Affordability is the key. Until community health services can offer more walk-in clinics to help bust opioid addiction, especially for folks who aren't insured, switching to alternatives to beat addictions can be challenging for folks whose insurance policies don't cover complementary methods. Jane E. Brody, health editor of The New York Times has written an excellent series on accessible ways of counteracting pain — not only in our work and movement re-education through, for example, the Feldenkrais Method,4-5 but individual postural alignment, and consciousness around work habits and RSI.

Pain Journals

Tracking the origin of pain involves a heightened awareness of triggering factors, which is where pain journals can be a useful way of pinpointing patterns. I helped a client "Marcus G." in NYC end daily headaches when he realized chocolate was the culprit. He stopped eating a chocolate bar a day and no more headaches. Another client, "Andrea G." suffered from appalling hip pain caused by the hours she spent on a stool teaching piano. Various treatments provided only temporary relief.

Andrea admitted she was addicted to over-the-counter painkillers to get through a day. Solutions were simple — a more comfortable stool at a better height, and a walk around the block early morning and midday, or whenever a student canceled.

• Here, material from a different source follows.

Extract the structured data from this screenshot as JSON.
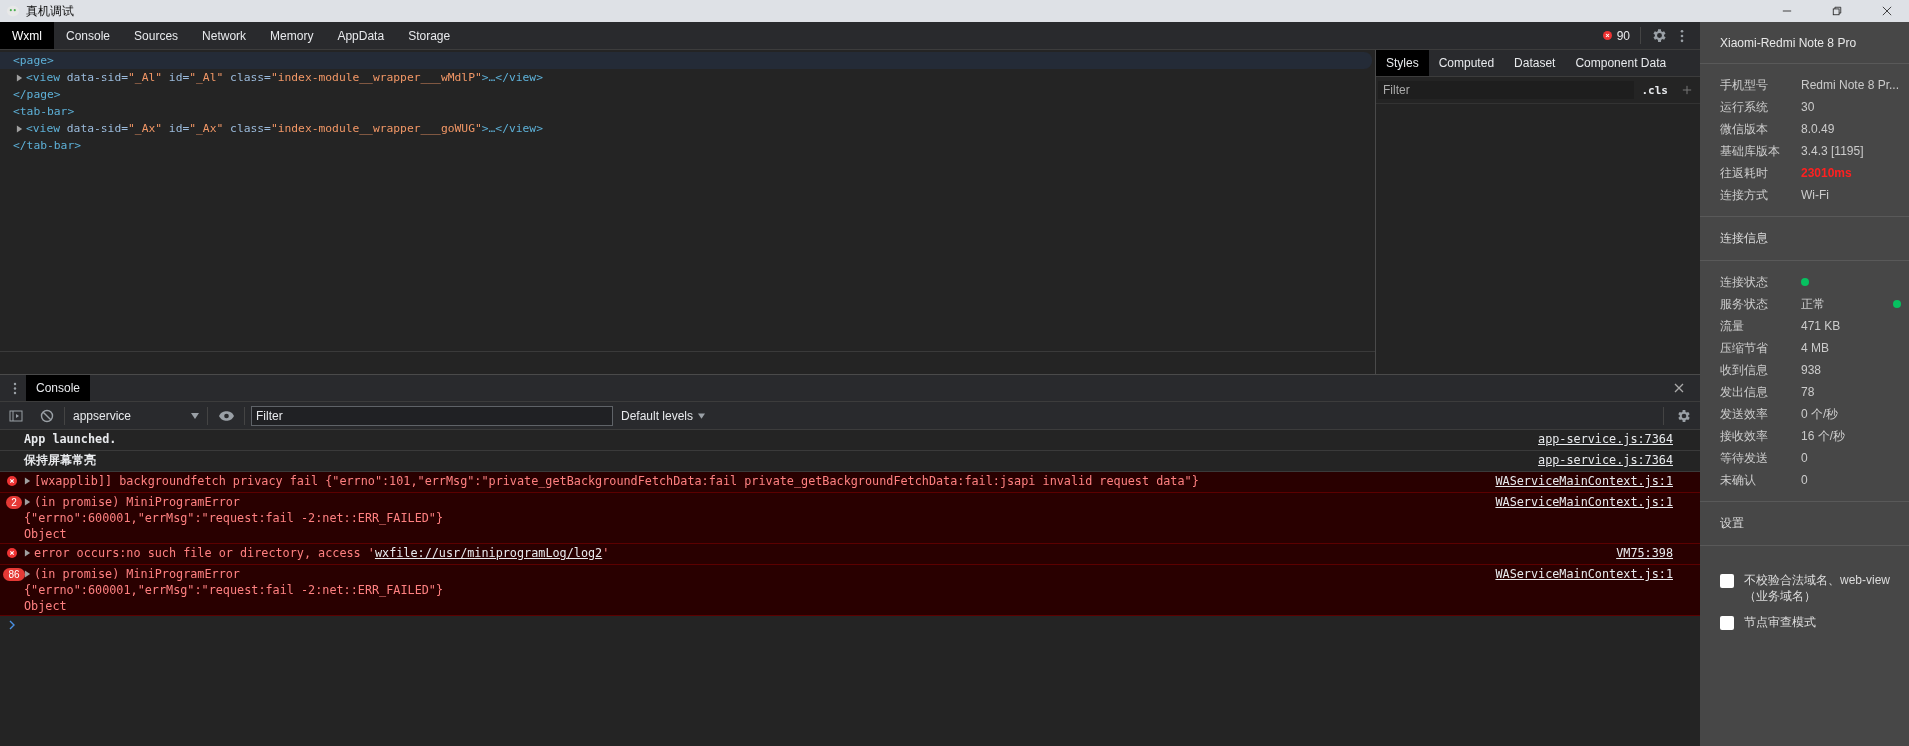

A neighbor who saw her walking each day was so impressed by her impro-vement, he signed up his entire family for sessions at the student clinic I was supervising at the time.

References

  1. Salam M. "The Opioid Epidemic: A Crisis Years in the Making." The New York Times, Oct 26, 2017.
  2. Aubry A. "Counting the Heavy Cost of Care in the Age of Opioids." NPR, Oct 27, 2017.
  3. Spencer K. "Opioids on the Quad." The New York Times, Oct 30, 2017.
  4. Brody JE. "Trying the Feldenkrais Me-thod for Chronic Pain." The New York Times, Oct 30, 2017.
  5. Brody JE. "Alternative to Drugs for Treating Pain." The New York Times, Sept 11, 2017.